La alegría de los pataduras
Fútbol, tenis, handball: no hay caso, soy muy malo. Veinte minutos de cinta y otros tantos de bicicleta fija, más series de abdominales: estoy cumpliendo la rutina, pero me aburro mucho. Un día, mientras la música en los auriculares ayudaba a capear la velocidad de tortuga, algo me llamó la atención. Una treintena de mujeres (de todas las edades) se sacudía intensamente en un salón.
Música de hits latinos, gente contenta, movimientos que parecían fáciles. Una gentil instructora adivinó que había un varón y se dedicó a estimular la participación en su clase. Aunque ella bailaba como si fuera del Bolshoi -más tarde, me enteré que tenía entrenamiento ruso en ballet-, su propuesta era seguirla, en la medida de lo posible, con desplazamientos sencillos.
Para alguien acostumbrado a ser el arquero al que le entraban todos los goles o el tenista que perdía 6-0, 6-0, la consigna de “acá nadie te mira, podés hacer todo mal, lo único que está bien es divertirse”, que repetía la profesora, sonaba atractiva. Efectivamente, las chicas iban para la derecha en cada canción y este cronista se desplazaba a la izquierda. Una situación que parecía un desastre era celebrada por la instructora como “mientras no pares de moverte y tengas una sonrisa, estás cumpliendo con los objetivos”.

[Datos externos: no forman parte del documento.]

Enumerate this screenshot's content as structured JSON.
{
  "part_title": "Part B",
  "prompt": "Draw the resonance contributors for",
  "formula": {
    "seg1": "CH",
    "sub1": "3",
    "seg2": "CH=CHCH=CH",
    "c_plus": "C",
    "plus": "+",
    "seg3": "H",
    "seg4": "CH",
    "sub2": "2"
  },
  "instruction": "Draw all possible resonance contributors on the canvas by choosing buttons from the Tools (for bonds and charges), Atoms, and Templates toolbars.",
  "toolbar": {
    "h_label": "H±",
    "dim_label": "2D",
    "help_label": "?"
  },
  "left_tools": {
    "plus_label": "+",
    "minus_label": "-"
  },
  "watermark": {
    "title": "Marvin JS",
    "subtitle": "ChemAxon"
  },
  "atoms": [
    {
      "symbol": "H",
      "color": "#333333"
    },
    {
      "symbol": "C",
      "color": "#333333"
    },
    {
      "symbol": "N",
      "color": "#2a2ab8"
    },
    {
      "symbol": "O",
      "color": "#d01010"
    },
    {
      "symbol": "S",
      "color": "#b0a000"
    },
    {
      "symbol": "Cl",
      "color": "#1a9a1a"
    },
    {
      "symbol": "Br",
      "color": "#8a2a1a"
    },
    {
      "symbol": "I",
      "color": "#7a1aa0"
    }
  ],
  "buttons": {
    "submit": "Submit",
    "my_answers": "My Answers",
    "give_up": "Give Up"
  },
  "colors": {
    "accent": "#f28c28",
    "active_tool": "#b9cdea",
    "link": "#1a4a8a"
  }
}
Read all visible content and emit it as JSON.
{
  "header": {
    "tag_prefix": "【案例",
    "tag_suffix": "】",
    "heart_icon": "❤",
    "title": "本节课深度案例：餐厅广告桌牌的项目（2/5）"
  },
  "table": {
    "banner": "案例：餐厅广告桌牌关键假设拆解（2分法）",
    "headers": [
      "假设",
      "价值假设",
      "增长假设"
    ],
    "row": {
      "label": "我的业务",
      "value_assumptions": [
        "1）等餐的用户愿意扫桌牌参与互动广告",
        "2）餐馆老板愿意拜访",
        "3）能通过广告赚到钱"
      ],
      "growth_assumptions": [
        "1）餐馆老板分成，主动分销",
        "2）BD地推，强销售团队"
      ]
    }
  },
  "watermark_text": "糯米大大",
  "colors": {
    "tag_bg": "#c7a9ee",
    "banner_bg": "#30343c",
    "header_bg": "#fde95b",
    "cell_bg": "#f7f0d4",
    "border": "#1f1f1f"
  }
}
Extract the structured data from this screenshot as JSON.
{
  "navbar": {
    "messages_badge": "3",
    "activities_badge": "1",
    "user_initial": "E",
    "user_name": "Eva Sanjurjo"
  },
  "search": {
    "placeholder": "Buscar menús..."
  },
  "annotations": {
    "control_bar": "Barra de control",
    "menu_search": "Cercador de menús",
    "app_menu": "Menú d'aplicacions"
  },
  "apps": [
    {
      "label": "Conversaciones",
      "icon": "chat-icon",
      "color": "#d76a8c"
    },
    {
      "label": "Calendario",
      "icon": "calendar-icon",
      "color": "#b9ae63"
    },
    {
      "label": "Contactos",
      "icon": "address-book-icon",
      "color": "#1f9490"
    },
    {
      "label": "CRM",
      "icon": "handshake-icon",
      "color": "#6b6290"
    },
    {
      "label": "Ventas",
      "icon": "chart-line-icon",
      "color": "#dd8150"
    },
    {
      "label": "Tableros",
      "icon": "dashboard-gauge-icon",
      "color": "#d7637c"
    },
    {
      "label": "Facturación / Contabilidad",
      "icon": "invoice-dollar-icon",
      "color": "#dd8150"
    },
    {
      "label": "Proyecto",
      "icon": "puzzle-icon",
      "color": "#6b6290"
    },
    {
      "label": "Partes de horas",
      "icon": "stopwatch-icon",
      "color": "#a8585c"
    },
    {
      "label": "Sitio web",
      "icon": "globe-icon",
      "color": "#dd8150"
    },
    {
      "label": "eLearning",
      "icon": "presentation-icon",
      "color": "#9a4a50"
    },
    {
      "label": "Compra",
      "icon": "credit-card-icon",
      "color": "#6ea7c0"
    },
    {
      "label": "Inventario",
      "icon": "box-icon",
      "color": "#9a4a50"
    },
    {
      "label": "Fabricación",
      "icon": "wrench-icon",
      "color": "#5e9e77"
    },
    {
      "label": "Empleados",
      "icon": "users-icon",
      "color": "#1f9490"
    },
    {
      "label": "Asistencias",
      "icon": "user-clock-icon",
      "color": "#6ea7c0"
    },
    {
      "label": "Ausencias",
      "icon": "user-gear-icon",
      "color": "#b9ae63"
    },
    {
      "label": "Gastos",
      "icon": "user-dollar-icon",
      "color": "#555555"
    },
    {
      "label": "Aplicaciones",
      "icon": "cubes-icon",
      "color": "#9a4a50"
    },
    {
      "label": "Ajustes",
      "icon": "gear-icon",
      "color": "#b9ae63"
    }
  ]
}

Así llegué a Zumba y me volví un adicto. Hay maratonistas, Iron Man, crossfitters y otras tribus “fitness”. Y estamos los “Zumba freaks”: podemos tomar 8 clases seguidas en un día. El crucero de Zumba es el paraíso para los “zumberos”. Reune a los 50 mejores profes de todo el mundo, seleccionados entre miles y miles de instructores que imparten clases para 15 millones de personas por día.